張軒還是追上來了,因爲洛青岚故意放緩了腳程,她不知該往哪邊走,隻好停下來等他。
“我實話說了吧,此次涼城多半是要失手的,定北侯作爲大歸汗國的主帥,注定是要吃這個敗仗,所以我不希望你去。”
當晚在客棧裏,張軒就是這麽對她說的。
“你怎麽知道要敗?”洛青岚心裏咯噔一下,想起司寇彥晞之前的反常,張軒的話也就可信了。
“你不用知道我是怎麽知道的,你且信我就是了。”
“你不說清楚,我如何信你?”
“兩軍交戰,糧草先行,這話你總該聽過吧,”張軒道,“涼城貧困,拿不出太多物資,所以此次戰時所需糧草,是朝廷押送過去的,已經在半月前就送到了涼城。可是,原本該是足夠将士們半年的儲備,卻被人動了手腳,頂多就也是夠個幾天,隻怕等定北侯等到了涼城,也是無濟于事,靠着涼城的那點糧草,怎麽可能養得起定北侯的千軍萬馬?”
沒有食物,要麽戰死,要麽投降……
洛青岚可沒想到糧草這一層,這麽說來,果然是有人不想要北辰烨凱旋,“是司寇彥晞嗎?”
“京都撥發這批糧草,的确是皇太子在負責。”張軒說。
“你到底是什麽人?怎麽會知道這些事?”洛青岚眼裏有些疏離,但還是信任他的,這個少年,對她并無惡意。
“我是……我不能說,師命難違,等見到定北侯,我自會一五一十的講給你聽,但是洛洛,你相信我,我是不會害你的。”
“不,你拖延時間讓我不能及時趕去涼城,就是在害我!”洛青岚拿起包袱,披了件鬥篷就要出門。
“這麽晚了,你去哪兒?”
“涼城。”
……
深夜,馬蹄聲想得急,洛青岚知道北辰烨有危險,哪裏還敢停下休息,唯恐自己去得遲了,就見不到他了。
可事與願違,她方才急着走,兩匹馬都還沒來得及吃飽,更别提是休息,走了整整一天已經累極,跑了沒多久就體力不支,倒下了。

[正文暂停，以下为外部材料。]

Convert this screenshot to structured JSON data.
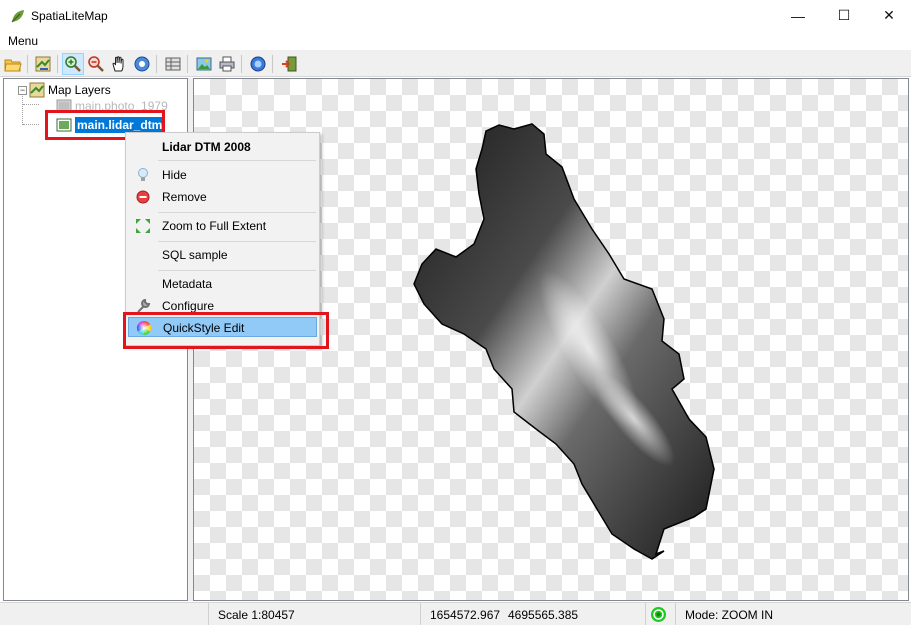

當時兩人正行至荒郊野外,周遭也不見人煙,洛清岚所騎的白馬是生生給累死了,張軒那匹倒還活着,但也不能再跑,卧倒在地苟延殘喘。
“洛洛,我都叫你不要慌了,現在可好,前不着村後不着店,大晚上的可如何是好?”
洛青岚不理會他的抱怨,竟然打算棄馬徒步行走。
越往北上越是冷,加之又是夜裏,山間還有冷風吹着,她那麽倔強決絕的背影,看得張軒又是一愣。
她竟愛他至此?
“你給我站住!”張軒大吼,“如果你想死,就盡管往前走,到時候我就帶着你的屍首去見定北侯,看看他見了你還會不會獨活!”
洛青岚停下腳步,張軒立刻追了上去,她卻隻是頓了頓,又開始走,“我不會死,我要去涼城救他。”
她一介弱質女流,能救得了定北侯,就得了成千上萬的将士?
當時張軒是覺得可笑的,可此時此刻他卻深信不疑,面前的女人,似乎真的有超乎尋常的力量,可是,巧婦難爲無米之炊,何況這是關乎将士們拼殺沙場的大事,她能做些什麽?
她的步伐開始虛浮了,張軒看着就有些心疼,狠了狠心,上前拉住她,在她尚未來得及表現情緒的時候,一記手刀劈在她腦後。
看她軟軟的倒在自己懷裏,張軒苦笑着說:“洛洛,不要怪我,我隻是,想要你活着。”